Computational Verb Theory

Download Computational Verb Theory PDF/ePub or read online books in Mobi eBooks. Click Download or Read Online button to get Computational Verb Theory book now. This website allows unlimited access to, at the time of writing, more than 1.5 million titles, including hundreds of thousands of titles in various foreign languages.
Computational Verb Theory

Author: Tao Yang
language: en
Publisher: Yang's Scientific Research Institute
Release Date: 2002
Computational verb theory (CV) was invented by Tao Yang in 1997 in the Department of Electrical Engineering and Computer Sciences, University of California at Berkeley. Since then, CV has been growing up into a multidisciplinary scientific field attracting attentions of researchers from information sciences, linguistics, biology, psychology, physics and computer sciences. Pushed far beyond fuzzy theory, CV is the first step towards building a complete artificial language into machines. The ultimate goal of CV is to building dynamic irrational intelligence into machines. CV also bridges the gap between physics and linguistics to give birth to a measurable linguistics; namely, physical linguistics. In physical linguistics, many classical linguistic problems such as verb classification and telicity in verbs were studied from an entirely new standpoint. Surprisingly, the bifurcation theory of dynamic systems leads to solid and precise solutions to many linguistic problems such as verb categorizing tests and verb ambiguity. CV also provides a platform of solving engineering problems based on dynamic experiences in the form of verb if-then rules. Such engineering applications include verb controllers, verb prediction and verb image processing. Written by the founding father of CV, this is a lucid, solid and timely monograph for professionals, scientists, academic researchers and students in information sciences, linguistics, fuzzy logic, computer sciences and control engineering.
Impulsive Control Theory

The concept of impulsive control and its mathematical foundation called - pulsive di?erential equations,or di?erential equations with impulse e?ects,or di?erential equations with discontinuous righthand sides have a long history. In fact, in mechanical systems impulsive phenomena had been studied for a long time under di?erent names such as: mechanical systems with impacts. The study of impulsive control systems (control systems with impulse e?ects) has also a long history that can be traced back to the beginning of modern control theory. Many impulsive control methods were successfully developed under the framework of optimal control and were occasionally called impulse control. The so called impulse control is not exactly the impulsive control as will be de?ned in this book. The reader should not mixup these two kinds of control methods though in many papers they were treated as the same. - cently, there is a tendency of integrating impulsive control into hybrid control systems. However, this e?ort does not have much help to the development of impulsive control theory because impulsive systems can only be studied by the very mathematical tool based on impulsive di?erential equations.
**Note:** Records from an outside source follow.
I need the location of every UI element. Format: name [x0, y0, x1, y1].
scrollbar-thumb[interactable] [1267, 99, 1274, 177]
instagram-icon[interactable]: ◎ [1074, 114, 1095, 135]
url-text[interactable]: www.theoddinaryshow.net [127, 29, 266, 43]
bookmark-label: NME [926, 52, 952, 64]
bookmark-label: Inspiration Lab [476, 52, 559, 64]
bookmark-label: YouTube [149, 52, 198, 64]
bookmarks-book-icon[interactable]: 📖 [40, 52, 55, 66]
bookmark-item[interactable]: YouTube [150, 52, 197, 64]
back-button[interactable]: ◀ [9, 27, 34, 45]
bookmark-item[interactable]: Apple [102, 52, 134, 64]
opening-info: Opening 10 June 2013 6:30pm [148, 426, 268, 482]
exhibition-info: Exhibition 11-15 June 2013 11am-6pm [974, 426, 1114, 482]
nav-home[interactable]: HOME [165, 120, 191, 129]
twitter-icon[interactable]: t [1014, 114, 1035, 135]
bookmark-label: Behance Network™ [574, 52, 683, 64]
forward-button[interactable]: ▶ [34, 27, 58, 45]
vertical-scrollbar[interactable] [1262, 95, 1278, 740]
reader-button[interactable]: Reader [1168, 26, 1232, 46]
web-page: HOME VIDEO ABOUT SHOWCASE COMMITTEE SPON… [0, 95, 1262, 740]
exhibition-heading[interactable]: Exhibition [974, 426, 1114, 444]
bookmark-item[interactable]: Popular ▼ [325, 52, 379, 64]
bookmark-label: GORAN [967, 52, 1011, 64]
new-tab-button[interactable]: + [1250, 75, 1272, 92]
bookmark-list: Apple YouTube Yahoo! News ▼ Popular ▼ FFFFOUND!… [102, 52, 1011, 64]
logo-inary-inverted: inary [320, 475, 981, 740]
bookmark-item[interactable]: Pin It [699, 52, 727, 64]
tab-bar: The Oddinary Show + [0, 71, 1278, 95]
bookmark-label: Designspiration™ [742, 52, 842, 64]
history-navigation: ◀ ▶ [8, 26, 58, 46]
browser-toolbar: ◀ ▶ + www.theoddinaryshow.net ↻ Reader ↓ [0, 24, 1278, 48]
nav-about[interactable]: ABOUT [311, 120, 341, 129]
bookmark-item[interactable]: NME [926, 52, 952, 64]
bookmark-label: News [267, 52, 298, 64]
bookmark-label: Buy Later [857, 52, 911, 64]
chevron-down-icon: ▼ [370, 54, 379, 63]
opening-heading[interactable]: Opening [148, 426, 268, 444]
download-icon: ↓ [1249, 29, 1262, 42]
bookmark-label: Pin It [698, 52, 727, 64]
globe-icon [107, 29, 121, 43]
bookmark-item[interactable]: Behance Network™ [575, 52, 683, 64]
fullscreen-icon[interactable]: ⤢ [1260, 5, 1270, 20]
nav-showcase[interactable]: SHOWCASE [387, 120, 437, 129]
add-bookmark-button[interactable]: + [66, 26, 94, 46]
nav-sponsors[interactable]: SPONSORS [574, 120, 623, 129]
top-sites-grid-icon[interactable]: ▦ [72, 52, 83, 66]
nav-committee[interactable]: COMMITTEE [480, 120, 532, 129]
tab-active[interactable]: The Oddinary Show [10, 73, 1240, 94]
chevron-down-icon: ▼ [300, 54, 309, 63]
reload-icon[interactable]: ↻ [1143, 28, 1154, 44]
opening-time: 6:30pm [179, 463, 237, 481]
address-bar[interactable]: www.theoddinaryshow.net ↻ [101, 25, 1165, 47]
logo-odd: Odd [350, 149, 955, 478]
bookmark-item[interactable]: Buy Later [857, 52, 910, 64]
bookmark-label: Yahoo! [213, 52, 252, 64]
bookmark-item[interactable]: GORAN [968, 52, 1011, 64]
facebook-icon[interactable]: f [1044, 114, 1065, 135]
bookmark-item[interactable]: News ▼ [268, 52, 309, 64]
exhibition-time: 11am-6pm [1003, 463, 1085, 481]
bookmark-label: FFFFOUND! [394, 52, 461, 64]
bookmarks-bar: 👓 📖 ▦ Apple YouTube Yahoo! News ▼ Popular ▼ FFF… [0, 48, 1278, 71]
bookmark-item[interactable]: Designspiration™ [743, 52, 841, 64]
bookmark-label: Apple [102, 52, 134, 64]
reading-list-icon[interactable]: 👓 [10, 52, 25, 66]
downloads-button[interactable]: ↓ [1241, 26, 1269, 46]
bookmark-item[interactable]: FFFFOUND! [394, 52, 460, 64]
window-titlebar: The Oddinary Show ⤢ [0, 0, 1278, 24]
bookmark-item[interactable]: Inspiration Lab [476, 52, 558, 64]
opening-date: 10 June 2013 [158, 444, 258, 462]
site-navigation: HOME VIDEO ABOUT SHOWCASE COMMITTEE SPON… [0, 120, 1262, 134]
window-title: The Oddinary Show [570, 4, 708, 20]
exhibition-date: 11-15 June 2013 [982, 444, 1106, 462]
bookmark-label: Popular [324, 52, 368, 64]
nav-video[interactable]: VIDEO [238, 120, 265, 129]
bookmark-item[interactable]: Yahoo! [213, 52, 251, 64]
The e?ort to invent a very general framework of hybrid control system for stu- ing impulsive control and other hybrid control problems will contribute no essential knowledge to impulsive control.
Introduction to Fuzzy Systems

Introduction to Fuzzy Systems provides students with a self-contained introduction that requires no preliminary knowledge of fuzzy mathematics and fuzzy control systems theory. Simplified and readily accessible, it encourages both classroom and self-directed learners to build a solid foundation in fuzzy systems. To keep pace with and further advance the rapidly developing field of applied control technologies, this book provides systematic training in the analytic theory and rigorous design of fuzzy systems. Almost entirely self-contained, it establishes a brief, yet sufficient foundation for designing and analyzing fuzzy intelligent and control systems. It clearly explains fuzzy sets, fuzzy logic, fuzzy inference, approximate reasoning, fuzzy rule base, basic fuzzy PID control systems, and more. This outstanding text includes teaching examples as well as problem exercises, and it can easily be used as a classroom text or tutorial for self-study that will prepare readers for further work in the field.